June 27, 2008

How to build a rocket stove , following Larry Winiarski's Rocket Stove Principles. These highly efficient, easy to build cookstoves can cook a meal using a handful of twigs, so the inventor says.

They've been around for about five years, showing great promise for use in deforested developing nations. Also very interesting to the strawbale-house / biodeisel / solar energy type (such as myself). Rocket stoves, however, probably won't create much lift (unless used in conjunction with a paper-bag hot air balloon). via

  • Um, am I missing something with this 'rocket stove principles' stuff? This isn't anything new to those of us who have built a few campfires in their lives, and not the friendly, crackly kind, but the full-throttle-afterburners kind whose blue-core flame attracts the attention of the warden... Also, can I use a rocket stove within my rocket house, or is that crossing the streams of rocketry?
  • I think Winarski's work does add something of value.
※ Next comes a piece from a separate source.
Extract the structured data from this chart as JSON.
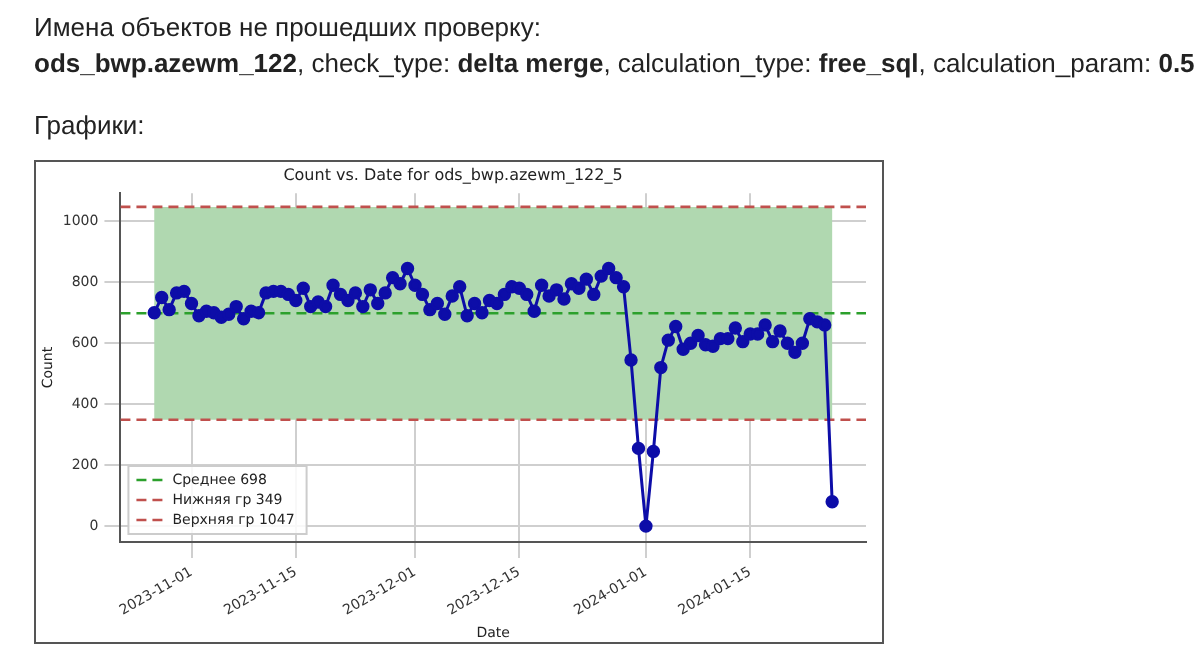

Having built some hot little fires myself I'm going to guess that you used more than a handful of twigs to get there. The idea is to take your blue-core fire and make it hyper efficient, using a carefully designed chamber, and insulating with low mass, heat resistant materials. Perhaps most exciting is the how simple it is to make these materials from local clay and sawdust.
  • I like that video. Low-tech innovation is cool.
  • They've been around for like 2,000 years. It's an anagama kiln. We make these in ceramics every year.
  • I wouldn't discount it so quickly - Mr. K. The anagama kiln is not very efficient, and consumes fuel quite rapidly. The so-called "rocket stove" is quite efficient, and has reduced smoke emissions (compared to other methods). Interesting post. Thanks!
  • It must be difficult having "invented" a new stove. Everyone around you is probably going to be all "pft. fire. so? we've had that since -- what, a million years ago?"